自分が生まれ育った地域にたいしてお金を納めたい…そんなことから「ふるさと納税」といった名前がついたわけですが、税金というようりも寄付といったほうが近いです。税金と寄付ではその対応が大きく異なります。自治体に寄付をした場合、一般的には確定申告の際に寄付した額の一部が、所得税および住民税から控除されることとなります。

 

では、寄付となるふるさと納税はどうなるのでしょうか?これは、自己負担額の2,000円を除いた全額が控除の対象となります。全額控除される寄付金額は、収入や家族構成などにおいて上限が決まっていますので、詳しくは担当者に聞くのが確実でしょう。


自治体によって異なるふるさと納税

ふるさと納税は、「生まれ育ったふるさと」に対しての制度です。ですが、「応援したい自治体」に対しても対応している制度でもあります。つまり、べつに生まれ育った街じゃなくても、自分が「この街に活性化してもらいたい」といった思い入れがある地域に対して納税してもいいのです。どの自治体に対してもふるさと納税をおこなうことはできますので、「この自治体に…」と思う地域があればどこでもいいのです。

 

まずはその自治体が管理しているホームページをチェックしてみるといいでしょう。もしくは、さまざまな地域のふるさと納税に対しての考え方、集まった寄付金の使い道などを見た上で選んでもいいですね。寄付金の使い方については、ふるさと納税をした本人自らが選ぶこともできる自治体もあります。何に使われたのかはっきりわかるだけでなく、具体的にどういった貢献をしたのかもわかりやすいものとなっています。こうした制度を取り入れている自治体を選んでもいいですね。
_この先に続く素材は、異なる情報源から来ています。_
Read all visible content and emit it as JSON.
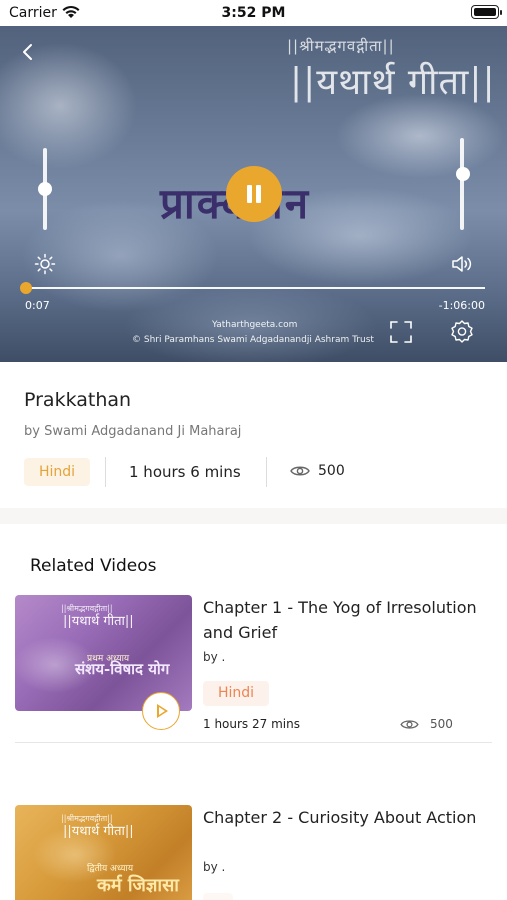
{
  "status_bar": {
    "carrier": "Carrier",
    "time": "3:52 PM",
    "icons": [
      "wifi-icon",
      "battery-icon"
    ]
  },
  "player": {
    "back_icon": "chevron-left-icon",
    "sub_title": "||श्रीमद्भगवद्गीता||",
    "title": "||यथार्थ गीता||",
    "center_text": "प्राक्कथन",
    "state": "playing",
    "pause_icon": "pause-icon",
    "brightness_level": 0.6,
    "volume_level": 0.62,
    "progress": 0.0,
    "current_time": "0:07",
    "remaining_time": "-1:06:00",
    "watermark_site": "Yatharthgeeta.com",
    "watermark_trust": "© Shri Paramhans Swami Adgadanandji Ashram Trust",
    "icons": [
      "brightness-icon",
      "volume-icon",
      "fullscreen-icon",
      "settings-icon"
    ],
    "accent_color": "#e9a72e"
  },
  "video": {
    "title": "Prakkathan",
    "author": "by Swami Adgadanand Ji Maharaj",
    "language": "Hindi",
    "duration": "1 hours 6 mins",
    "views_icon": "eye-icon",
    "views": "500"
  },
  "related": {
    "heading": "Related Videos",
    "items": [
      {
        "title": "Chapter 1 - The Yog of Irresolution and Grief",
        "by": "by .",
        "language": "Hindi",
        "duration": "1 hours 27 mins",
        "views": "500",
        "thumb_sub": "||श्रीमद्भगवद्गीता||",
        "thumb_title": "||यथार्थ गीता||",
        "thumb_caption": "प्रथम अध्याय",
        "thumb_text": "संशय-विषाद योग",
        "play_icon": "play-icon"
      },
      {
        "title": "Chapter 2 - Curiosity About Action",
        "by": "by .",
        "thumb_sub": "||श्रीमद्भगवद्गीता||",
        "thumb_title": "||यथार्थ गीता||",
        "thumb_caption": "द्वितीय अध्याय",
        "thumb_text": "कर्म जिज्ञासा"
      }
    ]
  },
  "colors": {
    "accent": "#e9a72e",
    "language_pill_bg": "#fdf3e4",
    "language_text": "#e3a43a",
    "card_language_text": "#ec8552"
  }
}
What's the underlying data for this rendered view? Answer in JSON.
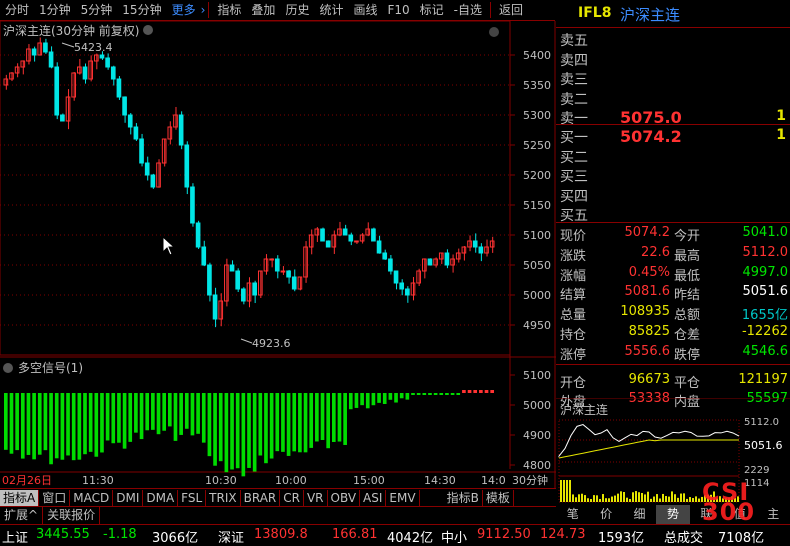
{
  "toolbar": {
    "tabs": [
      "分时",
      "1分钟",
      "5分钟",
      "15分钟",
      "更多",
      "指标",
      "叠加",
      "历史",
      "统计",
      "画线",
      "F10",
      "标记",
      "-自选",
      "返回"
    ]
  },
  "contract": {
    "code": "IFL8",
    "name": "沪深主连"
  },
  "chart": {
    "title": "沪深主连(30分钟 前复权)",
    "high_label": "5423.4",
    "low_label": "4923.6",
    "y_ticks": [
      "5400",
      "5350",
      "5300",
      "5250",
      "5200",
      "5150",
      "5100",
      "5050",
      "5000",
      "4950"
    ],
    "indicator_title": "多空信号(1)",
    "ind_ticks": [
      "5100",
      "5000",
      "4900",
      "4800"
    ],
    "x_ticks": [
      "02月26日",
      "11:30",
      "10:30",
      "10:00",
      "15:00",
      "14:30",
      "14:0"
    ],
    "period": "30分钟",
    "colors": {
      "up": "#ff3232",
      "down": "#00e6e6",
      "bar": "#00dc00",
      "bar_red": "#ff3232",
      "grid": "#800000"
    }
  },
  "orderbook": {
    "asks": [
      {
        "label": "卖五",
        "price": "",
        "vol": ""
      },
      {
        "label": "卖四",
        "price": "",
        "vol": ""
      },
      {
        "label": "卖三",
        "price": "",
        "vol": ""
      },
      {
        "label": "卖二",
        "price": "",
        "vol": ""
      },
      {
        "label": "卖一",
        "price": "5075.0",
        "vol": "1"
      }
    ],
    "bids": [
      {
        "label": "买一",
        "price": "5074.2",
        "vol": "1"
      },
      {
        "label": "买二",
        "price": "",
        "vol": ""
      },
      {
        "label": "买三",
        "price": "",
        "vol": ""
      },
      {
        "label": "买四",
        "price": "",
        "vol": ""
      },
      {
        "label": "买五",
        "price": "",
        "vol": ""
      }
    ]
  },
  "stats": [
    {
      "l1": "现价",
      "v1": "5074.2",
      "c1": "red",
      "l2": "今开",
      "v2": "5041.0",
      "c2": "green"
    },
    {
      "l1": "涨跌",
      "v1": "22.6",
      "c1": "red",
      "l2": "最高",
      "v2": "5112.0",
      "c2": "red"
    },
    {
      "l1": "涨幅",
      "v1": "0.45%",
      "c1": "red",
      "l2": "最低",
      "v2": "4997.0",
      "c2": "green"
    },
    {
      "l1": "结算",
      "v1": "5081.6",
      "c1": "red",
      "l2": "昨结",
      "v2": "5051.6",
      "c2": "white"
    },
    {
      "l1": "总量",
      "v1": "108935",
      "c1": "yellow",
      "l2": "总额",
      "v2": "1655亿",
      "c2": "cyan"
    },
    {
      "l1": "持仓",
      "v1": "85825",
      "c1": "yellow",
      "l2": "仓差",
      "v2": "-12262",
      "c2": "yellow"
    },
    {
      "l1": "涨停",
      "v1": "5556.6",
      "c1": "red",
      "l2": "跌停",
      "v2": "4546.6",
      "c2": "green"
    },
    {
      "l1": "开仓",
      "v1": "96673",
      "c1": "yellow",
      "l2": "平仓",
      "v2": "121197",
      "c2": "yellow"
    },
    {
      "l1": "外盘",
      "v1": "53338",
      "c1": "red",
      "l2": "内盘",
      "v2": "55597",
      "c2": "green"
    }
  ],
  "mini": {
    "title": "沪深主连",
    "high": "5112.0",
    "mid": "5051.6",
    "vol1": "2229",
    "vol2": "1114"
  },
  "bottom_tabs": [
    "指标A",
    "窗口",
    "MACD",
    "DMI",
    "DMA",
    "FSL",
    "TRIX",
    "BRAR",
    "CR",
    "VR",
    "OBV",
    "ASI",
    "EMV",
    "",
    "指标B",
    "模板"
  ],
  "bottom_row2": [
    "扩展^",
    "关联报价"
  ],
  "right_tabs": [
    "笔",
    "价",
    "细",
    "势",
    "联",
    "值",
    "主"
  ],
  "ticker": {
    "sh_label": "上证",
    "sh_val": "3445.55",
    "sh_chg": "-1.18",
    "sh_amt": "3066亿",
    "sz_label": "深证",
    "sz_val": "13809.8",
    "sz_chg": "166.81",
    "sz_amt": "4042亿",
    "zx_label": "中小",
    "zx_val": "9112.50",
    "zx_chg": "124.73",
    "zx_amt": "1593亿",
    "total_label": "总成交",
    "total_val": "7108亿"
  },
  "watermark": "CSI 300"
}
また近年では、自然災害による被害が大きく、避難所生活を強いられたりする地域も多くあります。そうした地域を応援するためにも、ふるさと納税として応援してもいいかもしれません。


ふるさと納税をおこなうには?

ふるさと納税を実際におこなうとしたら、どういった手続きをとればいいのでしょうか?その手順については、自治体によって異なるものとなっているので、まずはふるさと納税をおこないたい自治体に問い合わせて確認します。もしくは、自治体が管理しているホームページを見て確認します。

 

また、気になる所得税と住民税に対しての対応はどうすればいいのでしょうか?ふるさと納税をおこなった場合、所得税と住民税から控除を受けることができます。ですが、そのためには原則として確定申告をしなければいけません。

 

ちなみに、本来であれば確定申告をする必要がなかった給与所得者については、ふるさと納税をおこなう際に必要な手続きをおこなうこととなります。納税の際に、あらかじめ申請してしまうのです。そうすることで、確定申告が不要となります。これを、「ふるさと納税ワンストップ特例制度」といい、平成27年度の4月より採用されました。

 

ただし、この「ふるさと納税ワンストップ特例制度」をおこなうには条件があります。「ふるさと納税ワンストップ特例制度」が適用されるのは、ふるさと納税をおこなった自治体の数が5団体以内…となっているのです。これ以上の寄付をしていた場合、「ふるさと納税ワンストップ特例制度」は適用外となります。

 

以上が、ふるさと納税の簡単な説明です。より詳しい情報を得るには、やはりそれぞれの自治体が管理・運営するホームページを見るのが一番でしょう。